In Reed v. Town of Gilbert the Supreme Court held unanimously that Gilbert’s Sign Code, which treats various categories of signs differently based on the information they convey, violates the First Amendment. The State and Local Legal Center (SLLC) filed an amicus brief in this case arguing that Reed’s argument, if adopted by the Court, will render sign codes unconstitutional nationwide.

Gilbert’s Sign Code treats temporary directional signs less favorably (in terms of size, location, duration, etc.) than political signs and ideological signs.

Content-based laws are only constitutional if they pass strict scrutiny—that is, if they are narrowly tailored to serve a compelling government interest.

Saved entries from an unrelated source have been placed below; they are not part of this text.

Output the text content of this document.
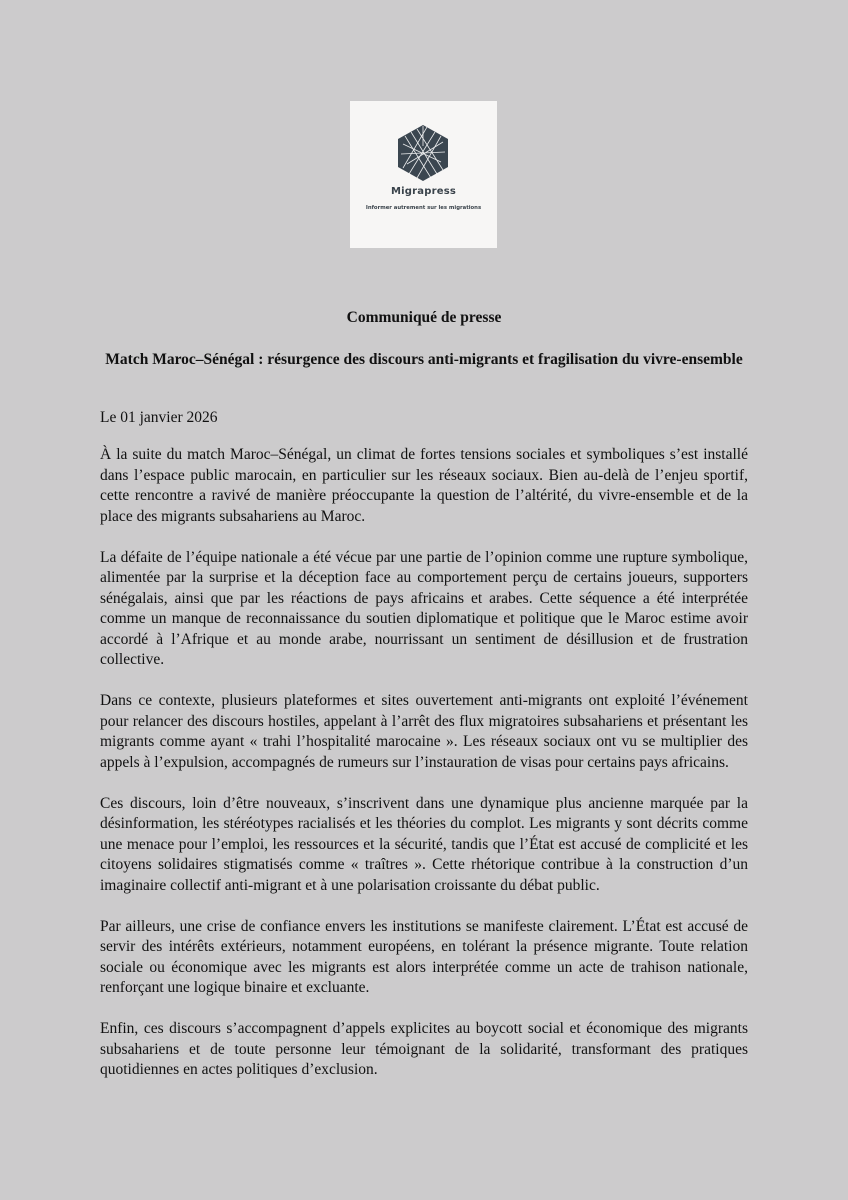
Migrapress
Informer autrement sur les migrations
Communiqué de presse
Match Maroc–Sénégal : résurgence des discours anti-migrants et fragilisation du vivre-ensemble

Le 01 janvier 2026

À la suite du match Maroc–Sénégal, un climat de fortes tensions sociales et symboliques s’est installé dans l’espace public marocain, en particulier sur les réseaux sociaux. Bien au-delà de l’enjeu sportif, cette rencontre a ravivé de manière préoccupante la question de l’altérité, du vivre-ensemble et de la place des migrants subsahariens au Maroc.

La défaite de l’équipe nationale a été vécue par une partie de l’opinion comme une rupture symbolique, alimentée par la surprise et la déception face au comportement perçu de certains joueurs, supporters sénégalais, ainsi que par les réactions de pays africains et arabes. Cette séquence a été interprétée comme un manque de reconnaissance du soutien diplomatique et politique que le Maroc estime avoir accordé à l’Afrique et au monde arabe, nourrissant un sentiment de désillusion et de frustration collective.

Dans ce contexte, plusieurs plateformes et sites ouvertement anti-migrants ont exploité l’événement pour relancer des discours hostiles, appelant à l’arrêt des flux migratoires subsahariens et présentant les migrants comme ayant « trahi l’hospitalité marocaine ». Les réseaux sociaux ont vu se multiplier des appels à l’expulsion, accompagnés de rumeurs sur l’instauration de visas pour certains pays africains.

Ces discours, loin d’être nouveaux, s’inscrivent dans une dynamique plus ancienne marquée par la désinformation, les stéréotypes racialisés et les théories du complot. Les migrants y sont décrits comme une menace pour l’emploi, les ressources et la sécurité, tandis que l’État est accusé de complicité et les citoyens solidaires stigmatisés comme « traîtres ». Cette rhétorique contribue à la construction d’un imaginaire collectif anti-migrant et à une polarisation croissante du débat public.

Par ailleurs, une crise de confiance envers les institutions se manifeste clairement. L’État est accusé de servir des intérêts extérieurs, notamment européens, en tolérant la présence migrante. Toute relation sociale ou économique avec les migrants est alors interprétée comme un acte de trahison nationale, renforçant une logique binaire et excluante.

Enfin, ces discours s’accompagnent d’appels explicites au boycott social et économique des migrants subsahariens et de toute personne leur témoignant de la solidarité, transformant des pratiques quotidiennes en actes politiques d’exclusion.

While the SLLC argued in its amicus brief that the sign categories in this case are based on function, the Court concluded they are based on content. The various categories draw distinctions based on the message a speaker conveys. So under Gilbert’s sign code: “[i]f a sign informs its reader of the time and place a book club will discuss John Locke’s Two Treatises of Government, that sign will be treated differently from a sign expressing the view that one should vote for one of Locke’s followers in an upcoming election, and both signs will be treated differently from a sign expressing an ideological view rooted in Locke’s theory of government.”

Gilbert’s Sign Code failed strict scrutiny because its two asserted compelling interests—preserving aesthetic and traffic safety—were “hopelessly underinclusive.” Temporary directional signs are “no greater an eyesore” and pose no greater threat to public safety than ideological or political signs.

Many, if not most communities, like Gilbert, regulate some categories of signs in a way the Supreme Court has defined as content-based in this opinion.  Communities will need to change these ordinances.  Justice Alito, in a concurring opinion, offers a list of rules that he and two other Justices believes would not be content-based. Justice Kagan, in a separate concurring opinion joined by two other Justices, is less optimist about the impact of this ruling on local government: 

As the years go by, courts will discover that thousands of towns have ordinances [that contain subject matter exemptions like historical markers] many of them “entirely reasonable.” And as the challenges to them mount, courts will have to invalidate one after the other. (This Court may soon find itself a veritable Supreme Board of Sign Review.) And courts will strike down those democratically enacted local laws even though no one—certainly not the majority—has ever explained why the vindication of First Amendment values requires that result.

Bill BrintonRogers Towers wrote the SLLC’s brief which was joined by the National League of Cities, the National Association of Counties, the International City/County Management Association, the United States Conference of Mayors, the International Municipal Lawyers Association, the American Planning Association, and Scenic America.